Technical Abstract: Host-plant resistance is economic and highly effective for root-knot nematode (RKN) Meloidogyne incognita control in cotton Gossypium hirsutum. Nematode resistance can protect cotton plants from direct injury due to nematode infection, and can protect against the root-knot nematode-Fusarium wilt disease complex. In addition, resistance in cotton suppresses soil nematode population densities, thereby benefiting other susceptible crops grown in rotation. Recently, nematode resistance gene mapping has revealed relationships between resistance sources and linked molecular markers for use in genetic improvement of cotton. Markers are important tools for incorporating resistance genes into elite cultivars by indirect selection. Microsatellite markers (SSR) linked to RKN resistance in G. hirsutum Acala NemX were identified using segregating progenies and recombinant inbred lines from intraspecific crosses and an interspecific cross with G. barbadense Pima S-7. Informative SSR were mapped on the above populations, including one co-dominant SSR marker CIR316 tightly linked (2.1 to 3.3 cM) to a major resistance gene (rkn1).
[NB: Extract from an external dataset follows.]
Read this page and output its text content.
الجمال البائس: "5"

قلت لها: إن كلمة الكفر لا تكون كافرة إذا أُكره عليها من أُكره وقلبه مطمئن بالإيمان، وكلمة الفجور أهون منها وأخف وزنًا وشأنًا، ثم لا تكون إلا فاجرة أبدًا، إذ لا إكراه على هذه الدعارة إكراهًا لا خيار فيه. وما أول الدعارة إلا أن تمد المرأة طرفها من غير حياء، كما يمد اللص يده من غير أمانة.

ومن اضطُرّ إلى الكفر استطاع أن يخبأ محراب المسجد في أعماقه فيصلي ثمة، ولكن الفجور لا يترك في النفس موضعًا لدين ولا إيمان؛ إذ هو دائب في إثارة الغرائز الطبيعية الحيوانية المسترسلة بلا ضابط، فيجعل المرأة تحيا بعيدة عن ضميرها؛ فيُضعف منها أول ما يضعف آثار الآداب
Additional markers allowed the rkn1 gene to be mapped to cotton chromosome 11. Other markers linked to rkn1 were developed from AFLP screening and converted to CAPS and SNP markers for high throughput screening. Subsequently, a similar location of the major resistance determinant present in the Auburn source of RKN resistance was reported, and additional non-linked minor QTL for resistance identified. Higher levels of resistance in cotton were obtained by transgressive segregation with factors contributed by susceptible parents in intraspecific and interspecific crosses. These gene relationships and use of markers for cotton improvement are discussed.